Besonders ausgeprägt war, gemäss der Pressemeldung vom Juli 2026 von "Flexible Packaging Europe FPE", die Entwicklung bei BOPP-Folie (20 Mikron), deren Preisniveau sich gegenüber dem ersten Quartal nahezu verdoppelte (+97 %). PET-Folie (12 Mikron) legte ebenfalls deutlich um rund 40 % zu, während BOPA-Folie (15 Mikron) um 21 % anstieg. Aluminiumfolie (7 Mikron) verteuerte sich um rund 12 %, einseitig gestrichenes Papier (60 g/m²) um knapp 5 %. Auch die Polyethylenmärkte verzeichneten kräftige Preissteigerungen: Die durchschnittlichen Preisniveaus für HDPE lagen rund 38 % und für LDPE rund 31 % über dem Vorquartal. Im Vergleich zum zweiten Quartal 2025 lagen sämtliche betrachteten Materialien deutlich über dem Vorjahresniveau.

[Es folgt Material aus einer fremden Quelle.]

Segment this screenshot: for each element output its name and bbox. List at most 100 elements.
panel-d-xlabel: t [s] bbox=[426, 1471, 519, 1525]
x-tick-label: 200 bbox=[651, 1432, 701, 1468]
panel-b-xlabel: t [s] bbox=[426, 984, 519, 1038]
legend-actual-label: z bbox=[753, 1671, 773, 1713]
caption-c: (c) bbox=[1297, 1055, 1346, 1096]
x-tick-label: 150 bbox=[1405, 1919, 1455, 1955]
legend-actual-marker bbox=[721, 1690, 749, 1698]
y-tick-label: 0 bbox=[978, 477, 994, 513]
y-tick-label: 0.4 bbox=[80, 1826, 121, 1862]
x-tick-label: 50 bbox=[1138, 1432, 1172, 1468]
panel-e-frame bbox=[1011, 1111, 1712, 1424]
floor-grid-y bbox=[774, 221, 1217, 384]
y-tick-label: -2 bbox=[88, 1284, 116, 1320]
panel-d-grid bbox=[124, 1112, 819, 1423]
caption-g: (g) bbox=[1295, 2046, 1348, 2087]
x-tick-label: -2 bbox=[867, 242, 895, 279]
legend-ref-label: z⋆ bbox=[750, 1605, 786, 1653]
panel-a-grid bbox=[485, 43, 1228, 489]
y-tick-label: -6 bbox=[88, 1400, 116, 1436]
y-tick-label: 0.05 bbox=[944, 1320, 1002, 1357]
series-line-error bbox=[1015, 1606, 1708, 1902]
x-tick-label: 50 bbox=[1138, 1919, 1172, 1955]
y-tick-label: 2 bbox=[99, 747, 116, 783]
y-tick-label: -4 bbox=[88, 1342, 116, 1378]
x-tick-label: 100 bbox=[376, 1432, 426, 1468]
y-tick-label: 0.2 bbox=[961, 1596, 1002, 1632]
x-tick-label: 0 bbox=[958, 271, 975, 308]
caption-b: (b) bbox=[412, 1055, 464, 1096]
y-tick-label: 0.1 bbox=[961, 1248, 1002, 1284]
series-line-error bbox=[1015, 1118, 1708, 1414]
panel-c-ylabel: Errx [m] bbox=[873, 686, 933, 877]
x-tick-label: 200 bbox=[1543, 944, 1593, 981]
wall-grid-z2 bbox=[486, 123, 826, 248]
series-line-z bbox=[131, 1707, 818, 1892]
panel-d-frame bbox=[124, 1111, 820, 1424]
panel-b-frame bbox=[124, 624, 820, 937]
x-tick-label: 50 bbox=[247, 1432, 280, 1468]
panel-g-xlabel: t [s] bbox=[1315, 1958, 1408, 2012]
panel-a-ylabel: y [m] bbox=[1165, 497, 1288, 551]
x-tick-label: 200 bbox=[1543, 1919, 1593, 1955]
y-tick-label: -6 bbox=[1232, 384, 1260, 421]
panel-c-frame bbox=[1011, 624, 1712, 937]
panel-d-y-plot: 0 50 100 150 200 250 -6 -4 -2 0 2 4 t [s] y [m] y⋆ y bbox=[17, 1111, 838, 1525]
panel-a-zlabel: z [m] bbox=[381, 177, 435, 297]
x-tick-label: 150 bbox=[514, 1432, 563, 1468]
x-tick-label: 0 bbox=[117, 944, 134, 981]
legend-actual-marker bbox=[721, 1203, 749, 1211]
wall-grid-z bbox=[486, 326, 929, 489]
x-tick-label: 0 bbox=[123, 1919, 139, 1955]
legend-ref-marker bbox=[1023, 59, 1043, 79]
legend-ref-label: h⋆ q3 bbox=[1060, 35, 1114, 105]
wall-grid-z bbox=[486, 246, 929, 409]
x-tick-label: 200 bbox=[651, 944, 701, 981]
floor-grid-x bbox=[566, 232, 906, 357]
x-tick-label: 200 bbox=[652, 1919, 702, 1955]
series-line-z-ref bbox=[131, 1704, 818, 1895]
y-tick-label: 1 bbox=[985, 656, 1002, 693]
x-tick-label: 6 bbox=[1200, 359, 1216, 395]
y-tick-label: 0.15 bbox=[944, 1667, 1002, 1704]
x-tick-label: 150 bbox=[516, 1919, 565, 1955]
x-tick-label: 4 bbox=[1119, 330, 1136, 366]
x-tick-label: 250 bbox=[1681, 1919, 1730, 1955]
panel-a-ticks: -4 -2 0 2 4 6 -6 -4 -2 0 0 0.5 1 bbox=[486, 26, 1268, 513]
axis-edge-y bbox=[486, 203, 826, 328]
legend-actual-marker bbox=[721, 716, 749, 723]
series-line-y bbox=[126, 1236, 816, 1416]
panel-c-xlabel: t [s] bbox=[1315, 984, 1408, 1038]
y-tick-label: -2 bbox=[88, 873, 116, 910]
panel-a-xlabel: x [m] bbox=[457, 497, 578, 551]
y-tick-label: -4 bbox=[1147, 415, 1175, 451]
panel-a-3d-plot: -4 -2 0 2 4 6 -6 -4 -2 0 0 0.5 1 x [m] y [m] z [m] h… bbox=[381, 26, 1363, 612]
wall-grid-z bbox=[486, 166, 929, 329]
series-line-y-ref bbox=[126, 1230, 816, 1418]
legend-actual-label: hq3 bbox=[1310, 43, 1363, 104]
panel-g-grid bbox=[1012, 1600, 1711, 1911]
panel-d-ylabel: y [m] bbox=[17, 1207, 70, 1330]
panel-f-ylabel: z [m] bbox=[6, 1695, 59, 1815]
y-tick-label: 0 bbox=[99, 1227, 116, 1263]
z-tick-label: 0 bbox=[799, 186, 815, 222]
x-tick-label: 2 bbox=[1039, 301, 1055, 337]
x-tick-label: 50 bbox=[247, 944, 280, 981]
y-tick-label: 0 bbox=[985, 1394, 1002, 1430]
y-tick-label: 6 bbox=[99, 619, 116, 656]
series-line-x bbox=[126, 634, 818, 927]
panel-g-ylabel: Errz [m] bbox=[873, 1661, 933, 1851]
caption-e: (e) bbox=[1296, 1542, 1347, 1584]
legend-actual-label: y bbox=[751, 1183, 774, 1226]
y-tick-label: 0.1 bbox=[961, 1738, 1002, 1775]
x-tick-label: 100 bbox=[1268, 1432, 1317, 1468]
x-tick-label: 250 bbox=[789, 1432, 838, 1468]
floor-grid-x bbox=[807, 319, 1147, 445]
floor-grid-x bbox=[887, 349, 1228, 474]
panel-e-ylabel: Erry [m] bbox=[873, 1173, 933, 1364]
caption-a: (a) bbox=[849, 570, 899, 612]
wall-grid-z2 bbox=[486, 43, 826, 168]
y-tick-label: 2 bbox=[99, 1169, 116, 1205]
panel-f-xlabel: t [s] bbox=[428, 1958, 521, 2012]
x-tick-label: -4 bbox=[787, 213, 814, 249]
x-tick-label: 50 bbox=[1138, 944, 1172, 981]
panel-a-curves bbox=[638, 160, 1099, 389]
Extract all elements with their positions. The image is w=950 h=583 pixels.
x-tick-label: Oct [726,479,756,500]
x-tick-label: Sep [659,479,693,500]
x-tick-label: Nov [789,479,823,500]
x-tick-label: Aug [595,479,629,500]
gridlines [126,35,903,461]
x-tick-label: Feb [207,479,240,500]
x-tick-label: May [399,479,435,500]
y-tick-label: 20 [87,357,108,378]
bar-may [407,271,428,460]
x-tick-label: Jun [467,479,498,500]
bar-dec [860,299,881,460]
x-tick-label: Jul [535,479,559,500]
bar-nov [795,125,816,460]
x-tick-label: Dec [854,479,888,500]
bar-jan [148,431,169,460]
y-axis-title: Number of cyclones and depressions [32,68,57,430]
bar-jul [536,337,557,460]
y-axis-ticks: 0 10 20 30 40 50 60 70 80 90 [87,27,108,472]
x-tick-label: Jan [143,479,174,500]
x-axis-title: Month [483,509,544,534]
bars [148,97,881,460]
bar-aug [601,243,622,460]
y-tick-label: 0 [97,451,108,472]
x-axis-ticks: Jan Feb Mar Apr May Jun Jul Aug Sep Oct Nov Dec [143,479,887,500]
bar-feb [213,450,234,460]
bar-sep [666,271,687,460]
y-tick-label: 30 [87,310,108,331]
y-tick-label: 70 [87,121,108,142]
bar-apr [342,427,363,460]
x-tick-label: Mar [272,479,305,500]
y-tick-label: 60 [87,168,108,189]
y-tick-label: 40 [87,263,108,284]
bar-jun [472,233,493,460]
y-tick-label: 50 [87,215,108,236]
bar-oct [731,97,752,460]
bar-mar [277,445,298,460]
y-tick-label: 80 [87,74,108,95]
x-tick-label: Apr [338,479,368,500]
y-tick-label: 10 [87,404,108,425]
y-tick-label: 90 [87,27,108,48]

FPE führte weiter aus: Die Polyethylenmärkte wurden im zweiten Quartal erheblich von geopolitischen Entwicklungen beeinflusst. Kaushik Mitra, Chemical Market Analytics by OPIS, ein Unternehmen von Dow Jones, erklärte: „Der europäische Polyethylenmarkt war im zweiten Quartal 2026 von erheblicher Volatilität geprägt, ausgelöst durch die Iran-Krise und die Aussicht auf einen Versorgungsschock in einem Markt, der bereits durch niedrige Lagerbestände gekennzeichnet war. Nachdem die Polyethylenpreise in Europa seit der zweiten Hälfte des Jahres 2025 bis Februar 2026 auf vergleichsweise niedrigem Niveau verharrt hatten, stiegen sie im März sprunghaft an. Dieser Trend setzte sich im April und Mai fort, da die Käufer der Materialverfügbarkeit Vorrang einräumten. Die Versorgung blieb aufgrund erheblicher Produktionsausfälle im Nahen Osten angespannt, während andere internationale Anbieter Zeit benötigten, ihre Handelsströme neu auszurichten. Obwohl die europäische Produktion schrittweise zunahm, überstieg die Nachfrage weiterhin das verfügbare Angebot. Im Mai stabilisierten sich die Preise, da sich die Käufer nach der Wiederauffüllung ihrer Lagerbestände stärker auf die Bezahlbarkeit konzentrierten, während sich der Preistrend in Asien bereits umkehrte. Zunehmend wettbewerbsfähige Angebote, insbesondere aus China, stärkten die Verhandlungsposition der Käufer.
Ab der zweiten Maihälfte gaben die Preise am Spotmarkt nach, was die Sorge vor Wertberichtigungen auf Lagerbestände erhöhte und die Kaufbereitschaft dämpfte.